Eine Biene, ein Mittagessen, ein neues Medikament – manchmal reicht eine Kleinigkeit, um eine gefährliche Kettenreaktion im Körper auszulösen. Ein anaphylaktischer Schock trifft viele Menschen völlig unvorbereitet – und kann ohne rasche Hilfe tödlich enden. Sonja Hartmann vom aha! Allergiezentrum Schweiz spricht über Symptome, Erste-Hilfe-Massnahmen und typische Fehler im Umgang mit schweren allergischen Reaktionen – und gibt praktische Tipps, wie Betroffene und Angehörige sich besser schützen können.
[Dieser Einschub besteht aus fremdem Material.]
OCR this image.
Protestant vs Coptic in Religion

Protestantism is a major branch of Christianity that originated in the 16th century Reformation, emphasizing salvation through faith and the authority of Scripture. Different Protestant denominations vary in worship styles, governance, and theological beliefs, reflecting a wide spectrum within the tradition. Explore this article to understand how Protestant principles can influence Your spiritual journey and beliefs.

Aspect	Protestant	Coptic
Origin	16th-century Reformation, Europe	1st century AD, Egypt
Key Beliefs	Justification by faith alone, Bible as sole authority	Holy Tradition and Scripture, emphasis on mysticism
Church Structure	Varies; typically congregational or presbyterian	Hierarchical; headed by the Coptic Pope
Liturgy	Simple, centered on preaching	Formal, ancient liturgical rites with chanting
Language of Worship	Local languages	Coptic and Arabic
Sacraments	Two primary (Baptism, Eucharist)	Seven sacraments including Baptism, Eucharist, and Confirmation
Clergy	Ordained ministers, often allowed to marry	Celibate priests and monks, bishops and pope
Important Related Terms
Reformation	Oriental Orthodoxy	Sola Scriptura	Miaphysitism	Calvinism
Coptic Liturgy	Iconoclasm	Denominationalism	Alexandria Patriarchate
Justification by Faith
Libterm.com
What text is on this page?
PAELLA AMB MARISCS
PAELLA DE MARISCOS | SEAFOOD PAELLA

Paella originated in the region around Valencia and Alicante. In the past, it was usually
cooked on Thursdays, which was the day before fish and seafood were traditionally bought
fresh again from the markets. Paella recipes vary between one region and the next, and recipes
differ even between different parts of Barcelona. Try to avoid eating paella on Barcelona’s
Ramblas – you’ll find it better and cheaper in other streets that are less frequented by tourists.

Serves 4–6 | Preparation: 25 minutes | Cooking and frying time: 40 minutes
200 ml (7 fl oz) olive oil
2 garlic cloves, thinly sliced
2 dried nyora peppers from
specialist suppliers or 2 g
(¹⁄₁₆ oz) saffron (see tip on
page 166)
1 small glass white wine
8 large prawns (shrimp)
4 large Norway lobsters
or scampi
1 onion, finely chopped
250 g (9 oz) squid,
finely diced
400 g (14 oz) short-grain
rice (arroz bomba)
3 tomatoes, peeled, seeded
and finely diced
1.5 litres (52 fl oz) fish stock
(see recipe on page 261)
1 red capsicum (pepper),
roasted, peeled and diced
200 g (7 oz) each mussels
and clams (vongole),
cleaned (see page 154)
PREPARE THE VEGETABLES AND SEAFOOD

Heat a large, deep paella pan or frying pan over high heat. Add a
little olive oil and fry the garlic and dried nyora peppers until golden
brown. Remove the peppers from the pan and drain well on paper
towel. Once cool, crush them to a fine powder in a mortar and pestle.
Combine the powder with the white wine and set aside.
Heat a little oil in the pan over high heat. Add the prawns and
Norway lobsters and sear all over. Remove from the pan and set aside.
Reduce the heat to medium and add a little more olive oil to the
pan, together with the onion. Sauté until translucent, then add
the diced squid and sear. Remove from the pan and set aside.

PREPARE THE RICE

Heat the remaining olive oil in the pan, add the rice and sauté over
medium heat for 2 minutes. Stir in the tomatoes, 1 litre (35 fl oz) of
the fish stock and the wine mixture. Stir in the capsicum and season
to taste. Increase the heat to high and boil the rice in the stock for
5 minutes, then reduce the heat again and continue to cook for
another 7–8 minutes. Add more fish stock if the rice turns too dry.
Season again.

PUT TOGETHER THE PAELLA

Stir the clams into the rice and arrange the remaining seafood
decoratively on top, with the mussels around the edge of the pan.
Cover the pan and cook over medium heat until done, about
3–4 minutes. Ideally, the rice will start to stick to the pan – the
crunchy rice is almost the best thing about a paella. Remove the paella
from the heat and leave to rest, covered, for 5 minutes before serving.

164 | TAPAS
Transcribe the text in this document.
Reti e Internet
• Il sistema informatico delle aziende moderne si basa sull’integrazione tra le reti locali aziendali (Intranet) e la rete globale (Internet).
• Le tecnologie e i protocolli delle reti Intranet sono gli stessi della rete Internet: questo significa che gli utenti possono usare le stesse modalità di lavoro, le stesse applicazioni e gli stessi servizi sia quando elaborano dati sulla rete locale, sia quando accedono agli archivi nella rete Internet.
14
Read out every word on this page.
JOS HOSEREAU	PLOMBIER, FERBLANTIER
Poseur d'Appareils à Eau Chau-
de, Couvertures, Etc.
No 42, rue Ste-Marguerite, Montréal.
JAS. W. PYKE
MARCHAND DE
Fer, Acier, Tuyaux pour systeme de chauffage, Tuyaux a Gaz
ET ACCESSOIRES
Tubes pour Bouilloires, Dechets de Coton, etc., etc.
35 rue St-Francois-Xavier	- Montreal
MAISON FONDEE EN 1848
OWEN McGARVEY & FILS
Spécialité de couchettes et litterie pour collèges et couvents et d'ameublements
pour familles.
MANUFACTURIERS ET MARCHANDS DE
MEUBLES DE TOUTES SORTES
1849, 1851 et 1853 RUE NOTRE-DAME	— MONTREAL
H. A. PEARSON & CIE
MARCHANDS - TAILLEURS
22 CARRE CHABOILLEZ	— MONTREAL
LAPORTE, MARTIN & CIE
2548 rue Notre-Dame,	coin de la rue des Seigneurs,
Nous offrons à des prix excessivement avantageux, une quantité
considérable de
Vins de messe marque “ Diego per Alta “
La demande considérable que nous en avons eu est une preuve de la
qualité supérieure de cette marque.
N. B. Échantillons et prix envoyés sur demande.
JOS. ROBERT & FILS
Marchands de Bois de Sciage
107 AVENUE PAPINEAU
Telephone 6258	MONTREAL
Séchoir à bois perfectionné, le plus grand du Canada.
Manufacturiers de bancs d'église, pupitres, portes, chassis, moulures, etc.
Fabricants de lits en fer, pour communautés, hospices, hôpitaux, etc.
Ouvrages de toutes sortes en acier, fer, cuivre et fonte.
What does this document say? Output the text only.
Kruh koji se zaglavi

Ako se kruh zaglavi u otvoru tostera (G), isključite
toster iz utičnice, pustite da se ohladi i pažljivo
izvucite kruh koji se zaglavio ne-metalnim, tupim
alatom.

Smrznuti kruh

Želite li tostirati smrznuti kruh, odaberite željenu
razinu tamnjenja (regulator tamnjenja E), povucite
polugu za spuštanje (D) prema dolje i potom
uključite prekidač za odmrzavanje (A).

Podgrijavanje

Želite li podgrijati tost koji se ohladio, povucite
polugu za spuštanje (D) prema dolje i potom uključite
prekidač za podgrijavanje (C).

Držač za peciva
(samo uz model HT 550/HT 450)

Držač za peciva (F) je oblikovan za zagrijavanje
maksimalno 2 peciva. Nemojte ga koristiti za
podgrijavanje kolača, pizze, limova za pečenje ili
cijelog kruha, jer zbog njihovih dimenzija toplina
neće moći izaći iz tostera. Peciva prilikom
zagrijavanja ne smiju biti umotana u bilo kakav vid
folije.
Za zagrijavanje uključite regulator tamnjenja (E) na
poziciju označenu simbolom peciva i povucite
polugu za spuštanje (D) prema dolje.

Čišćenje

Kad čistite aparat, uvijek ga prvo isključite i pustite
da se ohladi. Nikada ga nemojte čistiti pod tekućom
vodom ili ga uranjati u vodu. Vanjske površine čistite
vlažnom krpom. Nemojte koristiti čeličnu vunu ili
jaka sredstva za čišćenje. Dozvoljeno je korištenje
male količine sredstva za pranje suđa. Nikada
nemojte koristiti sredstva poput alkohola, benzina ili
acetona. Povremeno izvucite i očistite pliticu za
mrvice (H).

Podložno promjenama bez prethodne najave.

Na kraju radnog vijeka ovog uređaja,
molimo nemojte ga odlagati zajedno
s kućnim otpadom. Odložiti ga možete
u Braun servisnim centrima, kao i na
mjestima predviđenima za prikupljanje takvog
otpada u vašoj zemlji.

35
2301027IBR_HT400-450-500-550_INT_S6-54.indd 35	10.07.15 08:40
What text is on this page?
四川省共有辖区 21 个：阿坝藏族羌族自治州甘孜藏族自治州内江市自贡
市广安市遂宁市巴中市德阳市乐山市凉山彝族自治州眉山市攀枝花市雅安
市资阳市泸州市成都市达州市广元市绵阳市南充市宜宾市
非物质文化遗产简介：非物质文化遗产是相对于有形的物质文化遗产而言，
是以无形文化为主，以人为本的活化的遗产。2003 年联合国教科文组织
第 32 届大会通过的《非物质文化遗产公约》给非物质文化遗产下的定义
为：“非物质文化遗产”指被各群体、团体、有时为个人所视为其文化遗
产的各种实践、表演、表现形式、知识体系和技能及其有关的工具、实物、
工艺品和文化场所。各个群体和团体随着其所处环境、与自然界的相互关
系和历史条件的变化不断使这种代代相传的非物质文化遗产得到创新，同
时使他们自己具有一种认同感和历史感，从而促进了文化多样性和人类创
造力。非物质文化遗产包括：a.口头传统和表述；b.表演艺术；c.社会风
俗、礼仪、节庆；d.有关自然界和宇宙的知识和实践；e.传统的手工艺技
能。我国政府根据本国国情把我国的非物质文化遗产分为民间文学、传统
Anzeichen für eine Anaphylaxie

Haut: Juckreiz, Hautausschlag oder Schwellungen (z.B. im Gesicht) 
Atemwege: Atemnot, pfeifende Atmung oder Engegefühl im Hals 
Magen-Darm-Trakt: Übelkeit, Bauchschmerzen, Erbrechen 
Kreislaufsystem: Schwindel, Herzrasen, Bewusstlosigkeit, Blutdruckabfall, Kreislaufkollaps 

Frau Hartmann, was ist ein anaphylaktischer Schock?
Ein anaphylaktischer Schock ist eine besonders schwere Form einer allergischen Reaktion und stellt einen akuten medizinischen Notfall dar. Dabei reagiert das Immunsystem überempfindlich auf bestimmte Stoffe (Allergene), z.B. auf Insektengifte, Medikamente oder Nahrungsmittel. Im Gegensatz zu einer leichten allergischen Reaktion, die sich etwa durch Hautausschlag oder Juckreiz zeigt, ist der anaphylaktische Schock systemisch – das bedeutet, dass mehrere Organsysteme gleichzeitig betroffen sein können. Ohne sofortige medizinische Behandlung kann ein anaphylaktischer Schock tödlich enden.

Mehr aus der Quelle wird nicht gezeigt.